I received my copy from Mantle and rated it 5+ stars.
Captain Korolev of the Moscow Militia is supposed to have a week off when his son Yuri comes to visit him. Unfortunately arrangements like that are never certain in Moscow in the 1930’s and the day after his son’s arrival Korolev finds himself ordered to investigate the murder of an eminent scientist. Because the murdered man had close connections to those in power this is going to be a sensitive investigation, but it doesn’t become clear how sensitive until Korolev and his Sergeant, Slivka, are called off the case again within 24 hours. Korolev’s opportunity to spend time with his son doesn’t last very long though. Yuri and Korolev have only enjoyed one day in the country together when two State Security agents come to pick him up and bring him back to Moscow. Yuri flees from the threatening looking and sounding men and Korolev is brought back to Moscow not knowing where his twelve year old son is or whether he is safe.
Back in Moscow Korolev discovers that a second man has been murdered, the assistant of the first victim, and that he is back on the investigation. This time though he’ll be working for State Security rather than the Militia. With two competing State Security departments having a vested interest in the investigation and the outcome, Korolev finds himself a pawn in their power-struggles. With Yuri now captured by one of those departments, it seems that our investigator has no choices if he wants to see his son again. Korolev finds himself breaking his own rules, fighting his conscience and depending on questionable allies in order to bring the whole affair to a conclusion he can live with.
Wow, all I can say is ‘wow’! This is an amazing book with a fascinating story.
As he did in his two previous Korolev books, William Ryan has managed to impress and captivate me. He writes wonderfully plotted mysteries but it is the setting and the historical detail that make these books true works of genius. This is a mystery/thriller so you’d expect the tension that results from the crimes under investigation and the intrigue around who might be guilty of them. But with the story set in Moscow in 1937 where Stalin’s Great Terror is in full swing, there is a lot more suspense. There is the constant menace and fear resulting from the characters living in a society where nobody is innocent of anything, a place where a good man is afraid to do an honest job because the results he may come up with might not satisfy his superiors. And William Ryan does a brilliant job showing this underlying threat in all its horrifying glory. All Korolev wants to do is solve the crimes he’s ordered to investigate. He doesn’t want to get involved in politics and yet finds himself, time and again, trying to balance his conscience with the safety of those around him and himself.
A lesser author might have taken this setting to write a story in which the fear and suspense are unrelenting. Ryan however knows that life and people don’t work that way. Even in a totalitarian society, where danger lurks around every corner and the wrong expression on your face could get you arrested, people have to live their lives; they still fall in love, make jokes and worry about the little stuff. The fact that Korolev does just that, even while his whole life is in turmoil, makes this character and his story more realistic and captivating. In the midst of all the tension there are lighter moments such as:
“If murders could be committed without producing corpses then he’d be a happier detective.”

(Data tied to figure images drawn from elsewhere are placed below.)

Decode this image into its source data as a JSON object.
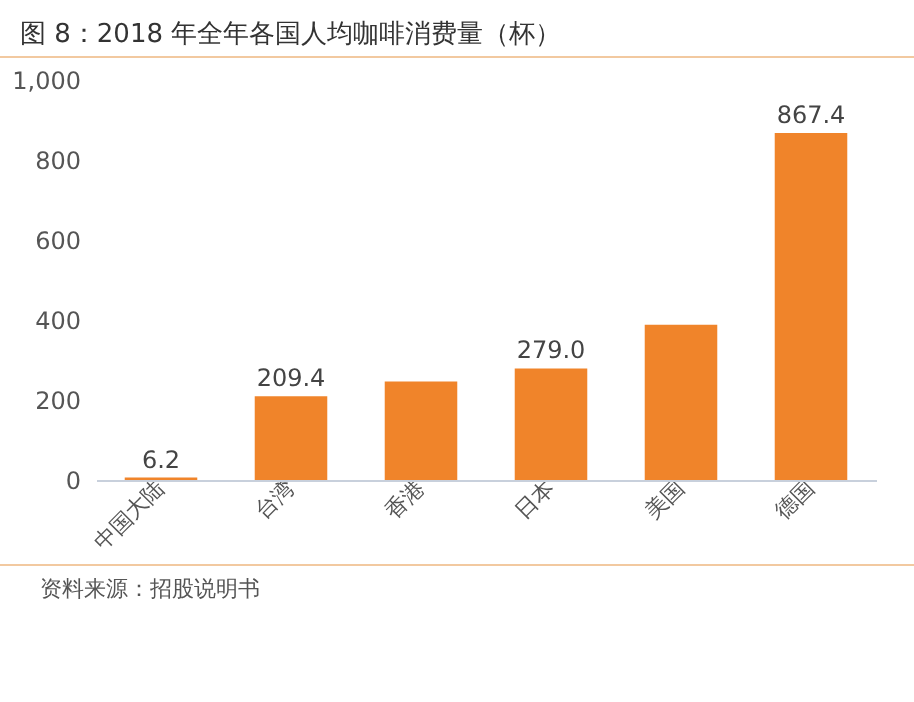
{
  "chart_data": {
    "type": "bar",
    "title": "图 8：2018 年全年各国人均咖啡消费量（杯）",
    "categories": [
      "中国大陆",
      "台湾",
      "香港",
      "日本",
      "美国",
      "德国"
    ],
    "values": [
      6.2,
      209.4,
      246,
      279.0,
      388,
      867.4
    ],
    "value_labels": [
      "6.2",
      "209.4",
      null,
      "279.0",
      null,
      "867.4"
    ],
    "color": "#f0842a",
    "ylim": [
      0,
      1000
    ],
    "yticks": [
      0,
      200,
      400,
      600,
      800,
      {
        "value": 1000,
        "label": "1,000"
      }
    ],
    "grid": false,
    "annotations": [
      "资料来源：招股说明书"
    ]
  }
}
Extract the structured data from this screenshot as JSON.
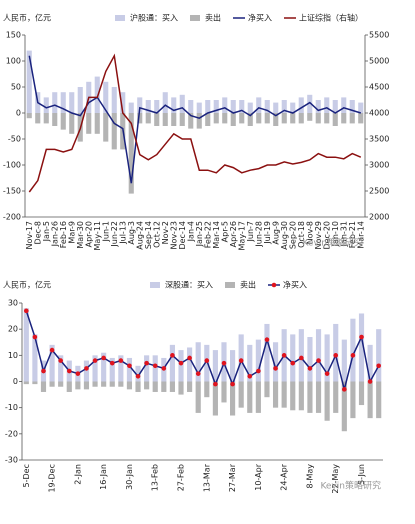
{
  "chart_data": [
    {
      "type": "combo",
      "y_title": "人民币，亿元",
      "watermark": "Kevin策略研究",
      "categories": [
        "Nov-17",
        "Dec-8",
        "Jan-5",
        "Jan-26",
        "Feb-16",
        "Mar-9",
        "Mar-30",
        "Apr-20",
        "May-11",
        "Jun-1",
        "Jun-22",
        "Jul-13",
        "Aug-3",
        "Aug-24",
        "Sep-14",
        "Oct-12",
        "Nov-2",
        "Nov-23",
        "Dec-14",
        "Jan-4",
        "Jan-25",
        "Feb-22",
        "Mar-14",
        "Apr-5",
        "Apr-26",
        "May-17",
        "Jun-7",
        "Jun-28",
        "Jul-19",
        "Aug-9",
        "Aug-30",
        "Sep-20",
        "Oct-18",
        "Nov-8",
        "Nov-29",
        "Dec-20",
        "Jan-10",
        "Jan-31",
        "Feb-21",
        "Mar-14"
      ],
      "ylim": [
        -200,
        150
      ],
      "yticks": [
        -200,
        -150,
        -100,
        -50,
        0,
        50,
        100,
        150
      ],
      "y2lim": [
        2000,
        5500
      ],
      "y2ticks": [
        2000,
        2500,
        3000,
        3500,
        4000,
        4500,
        5000,
        5500
      ],
      "series": [
        {
          "name": "沪股通：买入",
          "kind": "bar",
          "color": "#c8cce6",
          "values": [
            120,
            40,
            30,
            40,
            40,
            40,
            50,
            60,
            70,
            60,
            50,
            40,
            20,
            30,
            25,
            25,
            40,
            30,
            35,
            25,
            20,
            25,
            25,
            30,
            25,
            25,
            20,
            30,
            25,
            20,
            25,
            20,
            30,
            35,
            25,
            30,
            25,
            30,
            25,
            20
          ]
        },
        {
          "name": "卖出",
          "kind": "bar",
          "color": "#b4b4b4",
          "values": [
            -10,
            -20,
            -20,
            -25,
            -32,
            -40,
            -55,
            -40,
            -40,
            -55,
            -70,
            -70,
            -155,
            -20,
            -20,
            -25,
            -25,
            -25,
            -25,
            -30,
            -30,
            -25,
            -20,
            -20,
            -25,
            -20,
            -25,
            -20,
            -20,
            -25,
            -20,
            -20,
            -20,
            -15,
            -20,
            -20,
            -25,
            -20,
            -20,
            -20
          ]
        },
        {
          "name": "净买入",
          "kind": "line",
          "color": "#1a237e",
          "values": [
            110,
            20,
            10,
            15,
            8,
            0,
            -5,
            20,
            30,
            5,
            -20,
            -30,
            -135,
            10,
            5,
            0,
            15,
            5,
            10,
            -5,
            -10,
            0,
            5,
            10,
            0,
            5,
            -5,
            10,
            5,
            -5,
            5,
            0,
            10,
            20,
            5,
            10,
            0,
            10,
            5,
            0
          ]
        },
        {
          "name": "上证综指（右轴）",
          "kind": "line",
          "axis": "y2",
          "color": "#8b1010",
          "values": [
            2480,
            2700,
            3300,
            3300,
            3250,
            3300,
            3700,
            4300,
            4300,
            4800,
            5100,
            4000,
            3800,
            3200,
            3100,
            3200,
            3400,
            3600,
            3500,
            3500,
            2900,
            2900,
            2850,
            3000,
            2950,
            2850,
            2900,
            2930,
            3000,
            3000,
            3060,
            3020,
            3050,
            3100,
            3220,
            3150,
            3150,
            3120,
            3220,
            3150
          ]
        }
      ]
    },
    {
      "type": "combo",
      "y_title": "人民币，亿元",
      "watermark": "Kevin策略研究",
      "categories": [
        "5-Dec",
        null,
        null,
        "19-Dec",
        null,
        null,
        "2-Jan",
        null,
        null,
        "16-Jan",
        null,
        null,
        "30-Jan",
        null,
        null,
        "13-Feb",
        null,
        null,
        "27-Feb",
        null,
        null,
        "13-Mar",
        null,
        null,
        "27-Mar",
        null,
        null,
        "10-Apr",
        null,
        null,
        "24-Apr",
        null,
        null,
        "8-May",
        null,
        null,
        "22-May",
        null,
        null,
        "5-Jun",
        null,
        null
      ],
      "ylim": [
        -30,
        30
      ],
      "yticks": [
        -30,
        -20,
        -10,
        0,
        10,
        20,
        30
      ],
      "series": [
        {
          "name": "深股通：买入",
          "kind": "bar",
          "color": "#c8cce6",
          "values": [
            28,
            18,
            8,
            14,
            10,
            8,
            6,
            8,
            10,
            11,
            9,
            10,
            9,
            6,
            10,
            10,
            9,
            14,
            12,
            13,
            15,
            14,
            12,
            15,
            12,
            18,
            14,
            16,
            22,
            15,
            20,
            18,
            20,
            17,
            20,
            18,
            22,
            16,
            24,
            26,
            14,
            20
          ]
        },
        {
          "name": "卖出",
          "kind": "bar",
          "color": "#b4b4b4",
          "values": [
            -1,
            -1,
            -4,
            -2,
            -2,
            -4,
            -3,
            -3,
            -2,
            -2,
            -2,
            -2,
            -3,
            -4,
            -3,
            -4,
            -4,
            -4,
            -5,
            -4,
            -12,
            -6,
            -13,
            -8,
            -13,
            -10,
            -12,
            -12,
            -6,
            -10,
            -10,
            -11,
            -11,
            -12,
            -12,
            -15,
            -12,
            -19,
            -14,
            -9,
            -14,
            -14
          ]
        },
        {
          "name": "净买入",
          "kind": "line",
          "color": "#1a237e",
          "marker_color": "#e0141e",
          "values": [
            27,
            17,
            4,
            12,
            8,
            4,
            3,
            5,
            8,
            9,
            7,
            8,
            6,
            2,
            7,
            6,
            5,
            10,
            7,
            9,
            3,
            8,
            -1,
            7,
            -1,
            8,
            2,
            4,
            16,
            5,
            10,
            7,
            9,
            5,
            8,
            3,
            10,
            -3,
            10,
            17,
            0,
            6
          ]
        }
      ]
    }
  ]
}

Or there is the chapter set in Moscow Zoo. While it plays an important part in the overall story, it also gives us a nice insight into Korolev’s private life and his feelings. I loved the scene involving the elephant and the children’s fascination with the lions and their feeding habits is something every parent will recognise. But most of all I loved that the Zoo Keeper mentioned in the story, Vera, is a real person, who lived and worked there at the time.
There is a wonderful balance as far as the characters in these books are concerned as well. We get our fair share of scary party officials, which is to be expected given the setting of the story, but we also encounter Count Kolya, the Chief Authority of the Moscow Thieves and his niece, Sergeant Slivka who is Korolev’s colleague. And the relationship that is slowly developing between Korolev and Valentina, the woman he shares an apartment with, is a delight to watch.
I could go on gushing about this book indefinitely but I won’t. I’ll end this review with this advice: Go and get the book, read it and be enthralled. If you haven’t read The Holy Thief and The Bloody Meadow yet I’d advise you to read them first. Having said that, it isn’t necessary to have read those two books in order to enjoy The Twelfth Department.